The fifth annual "Anti-Semitism World Report 1996," which assesses the racial climate of 61 countries and which was released this week in London and New York, found European anti-Semitism decreasing in the late 1980s and early 1990s.

Nevertheless it noted that in the United States there has been a breakdown of the taboo on expressions of anti-Semitism.

"For decades, this taboo was in place," the report said. "In recent years, however, the taboo has begun to wear thin, exposing Jews to expressions of hostility that were unlikely to come to the surface at an earlier period.

"Jewish leaders find it much more difficult at present to find allies in the general community for the struggle against anti-Semitism," the report added.

"It is a telling sign of where things now stand in intergroup relations in the [United States] that Jews are routinely challenged to `prove' that Louis Farrakhan is an anti-Semite" despite the numerous times the Nation of Islam leader has called Jews "bloodsuckers" and stated that German Jews funded Hitler.

The report found that anti-Semitism had decreased in Great Britain, Germany and South Africa.

But it noted a rise in anti-Semitic incidents and sentiments in Belgium, Sweden, Turkey and in Australia, where such incidents increased by 7 percent during the previous year.
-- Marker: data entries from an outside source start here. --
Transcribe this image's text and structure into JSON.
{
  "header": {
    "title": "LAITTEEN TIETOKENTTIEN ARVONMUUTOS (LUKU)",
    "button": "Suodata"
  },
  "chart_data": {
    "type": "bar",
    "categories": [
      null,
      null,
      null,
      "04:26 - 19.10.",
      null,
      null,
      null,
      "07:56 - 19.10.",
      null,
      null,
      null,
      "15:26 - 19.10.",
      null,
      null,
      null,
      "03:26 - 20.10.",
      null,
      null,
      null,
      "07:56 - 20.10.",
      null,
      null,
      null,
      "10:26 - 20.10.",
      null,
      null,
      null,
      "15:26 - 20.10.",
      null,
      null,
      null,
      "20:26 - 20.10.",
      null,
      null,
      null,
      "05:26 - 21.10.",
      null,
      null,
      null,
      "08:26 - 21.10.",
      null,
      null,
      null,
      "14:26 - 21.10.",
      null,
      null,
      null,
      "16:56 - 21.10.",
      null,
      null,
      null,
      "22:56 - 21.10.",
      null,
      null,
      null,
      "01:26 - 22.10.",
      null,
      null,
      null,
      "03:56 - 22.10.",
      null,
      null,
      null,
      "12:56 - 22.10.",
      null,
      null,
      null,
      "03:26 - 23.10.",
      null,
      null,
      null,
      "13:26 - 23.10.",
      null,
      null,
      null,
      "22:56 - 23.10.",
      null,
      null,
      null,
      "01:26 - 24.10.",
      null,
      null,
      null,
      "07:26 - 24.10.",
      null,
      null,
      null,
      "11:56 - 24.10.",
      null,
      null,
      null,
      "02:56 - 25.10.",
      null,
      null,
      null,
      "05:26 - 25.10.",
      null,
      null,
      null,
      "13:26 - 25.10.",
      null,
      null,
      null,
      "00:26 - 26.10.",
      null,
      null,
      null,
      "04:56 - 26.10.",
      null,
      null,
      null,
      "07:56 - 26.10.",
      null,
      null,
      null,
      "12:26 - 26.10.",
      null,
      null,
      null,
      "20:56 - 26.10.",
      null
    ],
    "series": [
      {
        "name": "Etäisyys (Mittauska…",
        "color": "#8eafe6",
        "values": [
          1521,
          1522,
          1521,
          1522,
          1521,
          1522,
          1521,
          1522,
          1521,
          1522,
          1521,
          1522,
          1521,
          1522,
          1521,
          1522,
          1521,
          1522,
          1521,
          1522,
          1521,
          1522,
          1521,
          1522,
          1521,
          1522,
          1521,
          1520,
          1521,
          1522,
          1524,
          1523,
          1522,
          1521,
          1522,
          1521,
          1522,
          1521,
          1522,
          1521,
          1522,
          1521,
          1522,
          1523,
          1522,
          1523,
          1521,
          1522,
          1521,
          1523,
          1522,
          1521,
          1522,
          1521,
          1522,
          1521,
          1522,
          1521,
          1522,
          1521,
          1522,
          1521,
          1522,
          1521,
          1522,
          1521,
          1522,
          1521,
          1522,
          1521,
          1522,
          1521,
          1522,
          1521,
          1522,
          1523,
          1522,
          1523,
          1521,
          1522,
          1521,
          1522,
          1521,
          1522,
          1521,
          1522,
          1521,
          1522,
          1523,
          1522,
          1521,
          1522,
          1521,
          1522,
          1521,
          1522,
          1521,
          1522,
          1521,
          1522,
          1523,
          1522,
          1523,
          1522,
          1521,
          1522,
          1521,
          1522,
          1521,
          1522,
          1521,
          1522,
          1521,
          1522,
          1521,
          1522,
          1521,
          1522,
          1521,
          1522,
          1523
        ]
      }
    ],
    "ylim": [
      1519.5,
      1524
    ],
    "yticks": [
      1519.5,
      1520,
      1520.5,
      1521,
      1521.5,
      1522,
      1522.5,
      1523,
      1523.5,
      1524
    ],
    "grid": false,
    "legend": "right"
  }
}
In Sweden, the report found, the neo-Nazi movement is stronger now than at any time since World War II.

The report pointed to the success of the Islamist Welfare Party in Turkey's general elections in December, maintaining that this matter is of particular concern to the local Jewish community.

In Russia, the report found, attitudes tended to be more anti-Zionist than anti-Semitic.

A poll released by the American Jewish Committee in April found that most Russians have low levels of hostility against Jews.

A second study released this week, conducted by researchers at Tel Aviv University, found that anti-Semitic violence had shown a general decrease worldwide during the past year. But it pointed to an increase in anti-Semitic rhetoric in a number of countries.

During the first four months of 1996, 25 sites were found on the Internet disseminating anti-Semitic information, the study said.

Dina Porat, who worked on the Tel Aviv study, attributed at least part of the increase to liberal laws in some countries regarding freedom of expression, which created an environment in which anti-Semitic and racist groups could distribute their propaganda.